Barcelone serait-elle en train de saturer ? Devenue une véritable puissance mondiale en matière de festivals, la capitale catalane attire un public plus international que local. Et amène avec lui son lot d’agressions, drogues et nuisances.
Trop de « boom-boom » à Barcelone ? Dans un communiqué, l’Universitat Oberta de Catalunya (UOC) pointe du doigt le nombre de festivals à travers la péninsule ibérique. En 2021, on en comptait 874. Un chiffre qui ne cesse de grimper, notamment dans la capitale catalane, devenue une puissance mondiale dans les événements musicaux. Chaque année, le Pimavera Sound ouvre le bal à une série suivie du Sonar, du Reggaeton Beach festival, le Vida, et une dizaine d’autres encore qui animeront l’été.
Barcelone peut alors se vanter de participer hautement aux revenus de l’activité culturelle et musicale du pays. L’an dernier, l’Espagne avait vendu l’équivalent de 459 millions d’euros en billetterie. Le plus haut montant jamais enregistré, d’après les universitaires. Et cette année, l’impact du Primavera Sound s’est encore amplement mesuré, avec un total de 349 millions d’euros pour 253 000 festivaliers. Lançant, à coup sûr, une nouvelle forte saison. Un peu trop ?
Festivals à Barcelone : la goutte de trop pour les locaux ?
La cible de ces grands noms de la musique en plein air s’avère avant tout étrangère.
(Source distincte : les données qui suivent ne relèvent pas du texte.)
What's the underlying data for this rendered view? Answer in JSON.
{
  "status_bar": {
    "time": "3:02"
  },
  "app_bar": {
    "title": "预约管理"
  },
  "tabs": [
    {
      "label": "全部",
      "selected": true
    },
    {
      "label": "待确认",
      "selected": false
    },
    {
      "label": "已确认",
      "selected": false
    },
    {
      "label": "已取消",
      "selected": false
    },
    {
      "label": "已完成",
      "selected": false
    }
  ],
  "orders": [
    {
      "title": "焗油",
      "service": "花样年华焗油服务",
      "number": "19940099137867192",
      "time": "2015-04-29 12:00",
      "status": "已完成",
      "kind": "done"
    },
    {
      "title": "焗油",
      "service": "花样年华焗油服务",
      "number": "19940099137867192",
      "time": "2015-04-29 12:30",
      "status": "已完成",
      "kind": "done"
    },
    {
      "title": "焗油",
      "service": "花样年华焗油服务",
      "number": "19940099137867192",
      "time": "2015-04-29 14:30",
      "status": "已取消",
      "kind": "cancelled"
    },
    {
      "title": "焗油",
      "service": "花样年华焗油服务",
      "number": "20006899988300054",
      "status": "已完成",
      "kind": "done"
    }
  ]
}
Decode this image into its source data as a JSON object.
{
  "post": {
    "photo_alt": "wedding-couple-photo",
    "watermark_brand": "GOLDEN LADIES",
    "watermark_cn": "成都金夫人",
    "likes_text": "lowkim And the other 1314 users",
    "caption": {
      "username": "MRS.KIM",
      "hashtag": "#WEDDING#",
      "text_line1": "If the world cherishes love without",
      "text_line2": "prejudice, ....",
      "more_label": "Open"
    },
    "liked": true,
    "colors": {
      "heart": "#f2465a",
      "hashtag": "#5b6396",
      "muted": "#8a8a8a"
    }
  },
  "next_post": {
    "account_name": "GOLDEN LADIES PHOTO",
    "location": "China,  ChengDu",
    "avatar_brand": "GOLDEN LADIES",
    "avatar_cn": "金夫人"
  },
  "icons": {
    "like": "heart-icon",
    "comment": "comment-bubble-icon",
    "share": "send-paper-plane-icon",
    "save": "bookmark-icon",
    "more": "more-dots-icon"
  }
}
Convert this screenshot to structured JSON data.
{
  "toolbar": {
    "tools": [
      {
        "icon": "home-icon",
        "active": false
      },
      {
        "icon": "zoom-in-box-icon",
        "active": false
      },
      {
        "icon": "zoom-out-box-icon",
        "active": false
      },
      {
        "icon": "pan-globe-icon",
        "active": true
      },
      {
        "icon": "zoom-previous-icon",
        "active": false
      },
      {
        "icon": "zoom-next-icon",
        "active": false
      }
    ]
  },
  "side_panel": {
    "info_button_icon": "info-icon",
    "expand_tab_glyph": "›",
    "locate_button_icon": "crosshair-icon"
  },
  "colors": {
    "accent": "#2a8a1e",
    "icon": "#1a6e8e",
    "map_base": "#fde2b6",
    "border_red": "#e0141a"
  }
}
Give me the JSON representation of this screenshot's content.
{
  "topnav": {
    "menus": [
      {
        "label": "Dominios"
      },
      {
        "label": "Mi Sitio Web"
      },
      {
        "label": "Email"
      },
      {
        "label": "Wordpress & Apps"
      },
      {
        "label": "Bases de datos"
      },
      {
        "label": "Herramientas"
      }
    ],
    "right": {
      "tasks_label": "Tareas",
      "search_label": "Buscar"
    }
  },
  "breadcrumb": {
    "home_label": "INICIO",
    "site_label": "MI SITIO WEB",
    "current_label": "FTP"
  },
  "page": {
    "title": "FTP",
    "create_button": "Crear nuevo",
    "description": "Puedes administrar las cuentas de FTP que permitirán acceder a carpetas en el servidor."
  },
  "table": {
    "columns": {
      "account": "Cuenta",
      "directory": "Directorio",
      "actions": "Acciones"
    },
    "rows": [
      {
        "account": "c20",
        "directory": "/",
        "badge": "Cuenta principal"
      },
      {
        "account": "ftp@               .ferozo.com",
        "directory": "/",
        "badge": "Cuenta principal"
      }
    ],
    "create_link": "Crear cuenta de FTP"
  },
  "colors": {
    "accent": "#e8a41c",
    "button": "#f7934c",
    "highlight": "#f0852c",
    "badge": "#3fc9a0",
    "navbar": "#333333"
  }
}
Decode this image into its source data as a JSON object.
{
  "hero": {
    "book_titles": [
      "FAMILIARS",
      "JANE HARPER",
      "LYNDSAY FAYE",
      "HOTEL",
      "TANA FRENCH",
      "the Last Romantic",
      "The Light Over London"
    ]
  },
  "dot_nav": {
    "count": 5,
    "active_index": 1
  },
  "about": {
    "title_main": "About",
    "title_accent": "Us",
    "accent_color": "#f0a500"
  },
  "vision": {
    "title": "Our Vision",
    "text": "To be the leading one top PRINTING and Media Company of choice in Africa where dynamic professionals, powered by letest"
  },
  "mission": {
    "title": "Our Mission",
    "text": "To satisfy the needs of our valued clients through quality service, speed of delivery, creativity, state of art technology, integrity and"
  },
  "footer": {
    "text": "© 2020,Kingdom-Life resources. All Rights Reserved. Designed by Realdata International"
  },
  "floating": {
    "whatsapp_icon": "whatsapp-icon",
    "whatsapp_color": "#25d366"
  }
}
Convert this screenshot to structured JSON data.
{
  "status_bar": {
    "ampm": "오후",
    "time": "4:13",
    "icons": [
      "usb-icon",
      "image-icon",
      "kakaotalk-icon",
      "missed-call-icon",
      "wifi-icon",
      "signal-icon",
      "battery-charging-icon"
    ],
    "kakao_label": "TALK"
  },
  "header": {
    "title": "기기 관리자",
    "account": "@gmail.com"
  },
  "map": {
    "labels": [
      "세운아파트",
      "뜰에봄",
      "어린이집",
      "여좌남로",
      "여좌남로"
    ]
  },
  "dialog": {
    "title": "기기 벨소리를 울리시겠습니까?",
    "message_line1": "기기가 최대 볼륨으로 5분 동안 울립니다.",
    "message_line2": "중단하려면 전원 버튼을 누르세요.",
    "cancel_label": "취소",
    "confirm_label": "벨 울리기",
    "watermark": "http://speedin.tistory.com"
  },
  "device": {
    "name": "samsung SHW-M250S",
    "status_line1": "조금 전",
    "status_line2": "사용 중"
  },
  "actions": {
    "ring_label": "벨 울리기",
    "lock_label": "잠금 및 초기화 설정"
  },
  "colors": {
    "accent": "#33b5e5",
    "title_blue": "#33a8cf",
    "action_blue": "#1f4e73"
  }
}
Le Primavera Sound, qui s’est déroulé le premier week-end de juin au Fórum, brassait 139 nationalités différentes au sein du public. Une orientation internationale « qui a des conséquences », note Pablo Díaz, professeur des Etudes d’économies et entreprises à l’UOC. Sur la base d’une étude, il rappelle que Barcelone est saturée d’espaces destinées aux festivals, centralisés dans la ville. « Et dans des destinations comme Barcelone, c’est la goutte d’eau qui fait déborder le vase »
Selon l’expert, « les grands festivals avec des milliers et des milliers de personnes, dont beaucoup de touristes, génèrent des revenus, mais aussi des points de concentration forte, du bruit, des déchets », note l’enseignant. Non sans faire écho aux dernières manifestations du 1er juin des riverains constitués en associations « Stop Concerts », et « la Red Vecinal contra el ruido ». Ils déplorent à la fois l’emplacement de la scène des festivals au parc du Forum, à 200 mètres des premiers logements, mais aussi les incivilités qui les accompagnent. Urine et dégradations, pour n’en citer que deux.
Un phénomène entretenu, selon Pablo Díaz, par la politique qui régit ces festivals : gagner de l’argent. Et si les retombées économiques sont effectivement importantes pour la ville, elles n’en restent pas moins critiquables, assure-t-il. « Il n’y a aucune volonté d’inclusion, de diversité ou de participation communautaire dans les cas où seul le bénéfice compte. »
Police et soignants catalans aux premières loges
Mais tout dépend de la gestion des événements et des écosystèmes qui gravitent autour. Car malgré tout, à Barcelone, la société catalane se mobilise en grand nombre. Aux premières loges, la police et les personnels soignants. Qu’ils soient locaux ou internationaux, les festivaliers n’échappent pas au lot de faits divers, drogues ou overdoses. Récemment encore, lors de la seconde nuit du Primavera Sound, une touriste d’origine irlandaise a été agressée sexuellement.
L’année dernière, au moment du Sonar, les soignants alertaient sur le pourcentage élevé d’entrées à l’Hospital del Mar pour intoxications liées à la drogue, chez les touristes festivaliers. Lors de ces événements, un pic incontestable d’overdoses se remarque.
Mais face à cela, les Mossos s’avouent démunis. Dans un précédent article d’Equinox, ils expliquaient ne pas pouvoir entrer à l’intérieur des zones de concerts, puisqu’il s’agit d’événements privés et qu’il est donc impossible pour eux de savoir réellement ce qu’il s’y passe. Les Catalans peinent encore, visiblement, à s’intégrer à cette grande machine qui occupe les espaces, les esprits.